DMX staat voor Digital MultipleXed: de stuurkring-informatie wordt in digitale vorm, kring voor kring, dus na elkaar (gemultiplexeerd) over de kabel verzonden. De snelheid waarmee dit plaatsvindt is dermate hoog dat het als gelijktijdig overkomt. Deze snelheid veroorzaakt echter dat een DMX-net op een specifieke manier moet zijn opgebouwd (zie onder DMX-bekabeling ).
De stuurkring-informatie heeft de vorm van een wisselend spanningspatroon. De spanning kan hierbij slechts twee waarden aannemen.

Digital, bits en bytes
Voor DMX512 geldt: De spanning tussen de aders van de stuurkabel is of ongeveer +2,5[V] of ongeveer -2,5[V]. Is de spanning 4[us] lang positief, dan is er een "1" verstuurd.
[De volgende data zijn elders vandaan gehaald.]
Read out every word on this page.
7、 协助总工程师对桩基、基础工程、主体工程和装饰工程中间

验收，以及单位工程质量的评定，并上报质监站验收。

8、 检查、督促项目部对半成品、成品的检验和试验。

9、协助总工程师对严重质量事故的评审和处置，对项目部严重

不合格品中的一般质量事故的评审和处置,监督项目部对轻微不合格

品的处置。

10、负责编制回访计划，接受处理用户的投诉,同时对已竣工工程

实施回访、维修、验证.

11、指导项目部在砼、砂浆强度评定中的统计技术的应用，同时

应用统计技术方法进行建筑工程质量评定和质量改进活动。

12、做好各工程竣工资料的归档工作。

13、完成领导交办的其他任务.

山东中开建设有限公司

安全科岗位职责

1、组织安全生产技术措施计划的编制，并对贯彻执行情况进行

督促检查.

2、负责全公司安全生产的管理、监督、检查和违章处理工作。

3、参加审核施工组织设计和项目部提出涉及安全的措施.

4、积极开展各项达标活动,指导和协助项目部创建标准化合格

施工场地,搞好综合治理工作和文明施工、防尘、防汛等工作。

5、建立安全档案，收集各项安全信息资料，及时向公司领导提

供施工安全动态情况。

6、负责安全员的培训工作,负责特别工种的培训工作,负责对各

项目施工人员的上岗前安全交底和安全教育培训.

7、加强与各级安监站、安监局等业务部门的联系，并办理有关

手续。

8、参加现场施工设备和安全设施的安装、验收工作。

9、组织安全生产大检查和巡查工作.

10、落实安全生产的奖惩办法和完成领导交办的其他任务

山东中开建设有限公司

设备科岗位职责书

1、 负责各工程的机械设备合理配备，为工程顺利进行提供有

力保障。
Is de spanning daarentegen 4[us] lang negatief, dan is er een "0" verstuurd. De inhoud van de informatie is dus tweewaardig; het is of een "0" of een "1". Deze kleinste hoeveelheid informatie noemt men "bit". Het versturen van 1 bit informatie duurt bij DMX512 dus 4[us]. Door meerdere bits te combineren verkrijgt men informatie die meer dan twee waarden kunnen bezitten. De combinatie van 8 bits kan 256 verschillende waarden weergeven: 00000000=0, 00000001=1 ,00000010=2, 00000011=3, 00000100=4 ,00000101=5 enz. Het uitdrukken van informatie in "0"-en en "1"-en noemt men digitaliseren.
Een combinatie van 8 bits noemt men een byte. Bij DMX512 wordt de informatie voor een stuurkring weergegeven met een byte. Dus als de stuurinformatie voor een dimmer bedoeld is, dan kan de lichtintensiteit op maximaal 256 verschillende waarden worden ingesteld (oplossendvermogen is 256). Deze stapgrootte is in de praktijk meestal voldoende; want voor lampen met een vermogen >100W is een intensiteit-stap van 1/256 niet waarneembaar. Voor bewegend licht kan een kleinere stapgrootte nodig zijn. Het DMX-protocol wordt dan meestal gemodificeerd naar 16-bits. (Zo is de Toddler instelbaar op 16-bits voor de aansturing van bewegend licht) 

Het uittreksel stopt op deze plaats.